The Future of Faith May Already Be Here — It Just Doesn’t Look Like Church
by Rabbi Elan Babchuck
A guest blog post published by the Religion & Society Program.
In the woodlands of the Metro DC region, a growing community gathers twice a month to explore what it means to live in deeper relationship with Earth, the Great Mystery, and one another. This diverse group weaves together ancient traditions and contemporary practices, including music, chanting, drumming, silent wandering, movement, and simple ritual.
The community’s practice is not solely inward looking. By listening closely to the land, to spirit, and to each other, participants cultivate a shared sense of responsibility and care for Earth and all beings. What they learn in the woods informs how they show up in their daily lives and how they engage their communities and the wider environment.
Members describe the path as interspiritual, rooted in reverence for Earth as well as wisdom from many traditions. In a moment when many people seek both meaning and purposeful action, this community offers a grounded model of spiritual life that is personal, communal, and engaged with the world around them.
Once considered eccentric, meetings like the Wild Earth Spiritual Community are now a viable alternative to sitting in the pews of your local congregation. According to new research from the Chaplaincy Innovation Lab, Glean Network, and Faith Matters Network, hundreds of spiritually innovative groups have emerged in the United States since 2008. They’re reimagining where and how Americans gather for meaning, connection, and moral action — and they’re doing so mostly outside of traditional congregations.

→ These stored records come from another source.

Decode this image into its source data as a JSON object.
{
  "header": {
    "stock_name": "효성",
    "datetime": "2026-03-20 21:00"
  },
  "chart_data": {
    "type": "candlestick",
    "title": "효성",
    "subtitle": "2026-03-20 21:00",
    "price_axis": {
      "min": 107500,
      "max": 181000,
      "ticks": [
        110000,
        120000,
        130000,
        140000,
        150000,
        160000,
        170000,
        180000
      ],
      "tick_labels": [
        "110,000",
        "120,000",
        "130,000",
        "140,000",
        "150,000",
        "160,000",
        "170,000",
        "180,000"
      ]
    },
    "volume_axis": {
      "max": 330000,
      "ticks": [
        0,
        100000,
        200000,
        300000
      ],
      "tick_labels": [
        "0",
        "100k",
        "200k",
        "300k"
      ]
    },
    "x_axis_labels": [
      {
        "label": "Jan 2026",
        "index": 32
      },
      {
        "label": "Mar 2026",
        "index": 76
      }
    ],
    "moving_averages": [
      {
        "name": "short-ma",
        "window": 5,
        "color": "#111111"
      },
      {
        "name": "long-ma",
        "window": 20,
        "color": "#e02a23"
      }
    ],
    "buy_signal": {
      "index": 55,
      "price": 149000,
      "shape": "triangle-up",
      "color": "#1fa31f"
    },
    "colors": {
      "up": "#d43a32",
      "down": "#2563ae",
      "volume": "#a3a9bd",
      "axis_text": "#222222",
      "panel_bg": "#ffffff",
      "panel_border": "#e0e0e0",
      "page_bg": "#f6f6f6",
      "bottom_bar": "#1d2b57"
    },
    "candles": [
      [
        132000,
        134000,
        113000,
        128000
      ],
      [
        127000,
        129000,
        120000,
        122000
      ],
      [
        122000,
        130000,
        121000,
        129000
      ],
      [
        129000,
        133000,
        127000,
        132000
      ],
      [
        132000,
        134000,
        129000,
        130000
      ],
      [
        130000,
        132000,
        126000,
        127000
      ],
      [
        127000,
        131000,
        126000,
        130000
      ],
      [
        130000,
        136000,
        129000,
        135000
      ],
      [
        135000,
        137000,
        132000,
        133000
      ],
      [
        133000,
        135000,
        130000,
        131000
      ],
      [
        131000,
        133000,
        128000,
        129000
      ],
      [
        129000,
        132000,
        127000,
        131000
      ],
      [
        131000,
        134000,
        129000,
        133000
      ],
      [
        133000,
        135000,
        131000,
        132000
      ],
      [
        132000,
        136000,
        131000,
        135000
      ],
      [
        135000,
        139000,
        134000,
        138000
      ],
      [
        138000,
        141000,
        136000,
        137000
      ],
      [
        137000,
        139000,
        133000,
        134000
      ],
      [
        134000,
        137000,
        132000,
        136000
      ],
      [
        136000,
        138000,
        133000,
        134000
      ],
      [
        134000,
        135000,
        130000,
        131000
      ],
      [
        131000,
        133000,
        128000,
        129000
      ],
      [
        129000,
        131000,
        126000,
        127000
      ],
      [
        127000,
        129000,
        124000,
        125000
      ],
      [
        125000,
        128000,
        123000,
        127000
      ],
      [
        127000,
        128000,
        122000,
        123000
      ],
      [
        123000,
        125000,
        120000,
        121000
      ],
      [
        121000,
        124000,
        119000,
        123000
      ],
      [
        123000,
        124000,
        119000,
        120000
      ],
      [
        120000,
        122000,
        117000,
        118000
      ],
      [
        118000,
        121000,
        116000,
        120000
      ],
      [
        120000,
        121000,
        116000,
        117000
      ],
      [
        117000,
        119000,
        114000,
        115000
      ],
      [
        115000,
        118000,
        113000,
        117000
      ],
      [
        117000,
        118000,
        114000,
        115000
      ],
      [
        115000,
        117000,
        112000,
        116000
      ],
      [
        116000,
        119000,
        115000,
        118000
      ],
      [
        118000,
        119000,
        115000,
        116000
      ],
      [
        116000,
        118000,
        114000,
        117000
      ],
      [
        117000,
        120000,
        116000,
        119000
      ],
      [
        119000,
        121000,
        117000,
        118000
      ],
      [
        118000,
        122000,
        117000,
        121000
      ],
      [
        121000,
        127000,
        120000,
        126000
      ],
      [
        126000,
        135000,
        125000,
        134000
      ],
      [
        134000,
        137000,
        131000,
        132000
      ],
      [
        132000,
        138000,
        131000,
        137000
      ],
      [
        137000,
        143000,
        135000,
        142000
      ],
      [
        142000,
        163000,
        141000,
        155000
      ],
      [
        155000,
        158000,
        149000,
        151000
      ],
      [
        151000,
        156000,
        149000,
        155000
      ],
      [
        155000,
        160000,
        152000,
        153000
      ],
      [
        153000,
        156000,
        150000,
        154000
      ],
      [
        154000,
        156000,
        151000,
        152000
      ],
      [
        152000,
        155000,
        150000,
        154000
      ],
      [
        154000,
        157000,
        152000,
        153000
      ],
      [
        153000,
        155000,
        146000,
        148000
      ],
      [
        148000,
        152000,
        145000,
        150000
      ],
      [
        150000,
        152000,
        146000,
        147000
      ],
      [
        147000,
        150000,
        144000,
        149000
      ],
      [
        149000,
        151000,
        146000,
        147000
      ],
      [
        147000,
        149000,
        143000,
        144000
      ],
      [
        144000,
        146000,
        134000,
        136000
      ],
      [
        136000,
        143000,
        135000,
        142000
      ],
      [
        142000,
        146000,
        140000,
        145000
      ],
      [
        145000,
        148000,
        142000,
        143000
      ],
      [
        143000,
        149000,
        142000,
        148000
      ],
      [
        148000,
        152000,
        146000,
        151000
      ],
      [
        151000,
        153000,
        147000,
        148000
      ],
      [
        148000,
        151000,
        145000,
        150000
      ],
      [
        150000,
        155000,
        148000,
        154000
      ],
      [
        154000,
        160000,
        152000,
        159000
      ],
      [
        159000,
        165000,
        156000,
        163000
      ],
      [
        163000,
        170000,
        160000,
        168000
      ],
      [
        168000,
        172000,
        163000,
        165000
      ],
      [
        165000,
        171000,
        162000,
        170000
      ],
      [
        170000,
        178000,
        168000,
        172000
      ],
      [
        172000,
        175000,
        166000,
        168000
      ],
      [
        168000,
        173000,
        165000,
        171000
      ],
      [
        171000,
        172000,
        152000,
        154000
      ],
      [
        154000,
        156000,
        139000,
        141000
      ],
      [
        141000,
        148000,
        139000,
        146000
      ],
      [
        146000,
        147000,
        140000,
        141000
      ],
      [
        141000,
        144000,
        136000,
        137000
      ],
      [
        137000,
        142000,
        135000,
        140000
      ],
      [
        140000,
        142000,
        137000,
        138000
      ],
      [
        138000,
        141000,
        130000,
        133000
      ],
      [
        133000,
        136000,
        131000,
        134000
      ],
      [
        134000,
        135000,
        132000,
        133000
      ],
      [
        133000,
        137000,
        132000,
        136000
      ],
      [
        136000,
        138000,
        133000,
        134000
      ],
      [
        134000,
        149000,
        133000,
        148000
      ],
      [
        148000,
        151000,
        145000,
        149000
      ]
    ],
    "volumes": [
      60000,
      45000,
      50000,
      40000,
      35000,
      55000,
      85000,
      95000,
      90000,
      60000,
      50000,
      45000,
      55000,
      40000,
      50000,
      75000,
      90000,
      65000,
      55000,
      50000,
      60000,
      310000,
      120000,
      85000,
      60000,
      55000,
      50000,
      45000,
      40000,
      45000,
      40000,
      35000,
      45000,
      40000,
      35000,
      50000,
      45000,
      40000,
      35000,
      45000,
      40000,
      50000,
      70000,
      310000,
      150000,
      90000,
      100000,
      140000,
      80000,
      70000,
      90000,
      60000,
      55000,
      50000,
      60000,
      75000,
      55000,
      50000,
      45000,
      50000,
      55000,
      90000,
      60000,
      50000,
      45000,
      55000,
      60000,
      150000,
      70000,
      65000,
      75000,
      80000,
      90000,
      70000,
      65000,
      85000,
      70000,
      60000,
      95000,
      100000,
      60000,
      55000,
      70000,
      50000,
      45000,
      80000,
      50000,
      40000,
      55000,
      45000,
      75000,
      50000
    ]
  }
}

This trend is unfolding against a shifting backdrop: congregational membership has dropped from 70% in 1999 to 47% in 2020, and weekly attendance has fallen by nearly a third in the past two decades. At the same time, the share of religiously unaffiliated Americans — the “nones” — has nearly doubled, from 16% in 2006 to 29% today. In a country facing what the former Surgeon General calls a “loneliness epidemic,” the question of where people find belonging and purpose has never been more urgent.
The Chaplaincy Innovation Lab’s and Glean’s national study has mapped 71 of these groups in depth, from Jewish to Muslim, Buddhist to Unitarian Universalist, interfaith to unaffiliated. Some operate as nonprofits, some as commercial enterprises, and others as informal networks. Many are led by people with graduate-level theological training; others by lay leaders rooted in their tradition or inspired to invent something entirely new. Despite their diversity, they share a conviction that community, ritual, and moral imagination still matter — even if they’re not housed in a sanctuary.
The Compassion Consortium, for example, hosts weekly online services for people whose love of animals shapes their spiritual life. By blending sermons, meditation, and ethical vegetarian advocacy, it provides attendees with what many call the “missing piece” of their religious experience. In contrast, Base brings rabbis into apartment living rooms across major U.S. cities, where young Jewish adults gather for holiday meals, service projects, and pastoral conversations — offering a home-based network instead of a synagogue. Meanwhile, Nourish UU reimagines the ancient practice of shared meals through “dinner church” gatherings, meeting in homes, community halls, and even over Zoom to cultivate connection and reflection. Sacred Roots takes a different approach, integrating traditional medicines, herbalism, and Indigenous healing practices into workshops that address trauma in community, grounded in the belief that “historical harm happens in relationship — healing has to happen in relationship too.”
These groups are not replacing traditional faith communities so much as expanding the ecosystem. Our research found five distinct “genealogies” of leaders: faith-based organizers, community organizers, spiritual practitioners, educators, and entrepreneurs. Some are building new delivery systems for ancient wisdom; others are translating spiritual traditions into fresh contexts. Many operate in what scholars call liminal spaces, the in-between zones where tradition and experimentation meet, and where institutional categories don’t yet exist.
The implications are profound. If spiritual life is increasingly lived beyond the sanctuary, then the infrastructure of American religion, from seminaries to philanthropies, will need to adapt. Funding and business models often still assume a congregation at the center supported by donations, not a subscription model; training programs still prepare leaders for pulpits rather than podcasts, forest circles, or hybrid community hubs.
We are living through a transformation not of belief, but of form. People still crave meaning, moral purpose, and community; they’re just finding it in gardens, kitchens, Zoom rooms, and city parks. The question is: Will our religious imagination catch up?
The next chapter of American spiritual life is already being written. You can hear it in a chant under the redwoods, in the clink of plates at dinner church, in the shared silence of an online meditation. If we want a future where spiritual community thrives, we’ll have to look for it (and help build it) in places we’ve never looked before.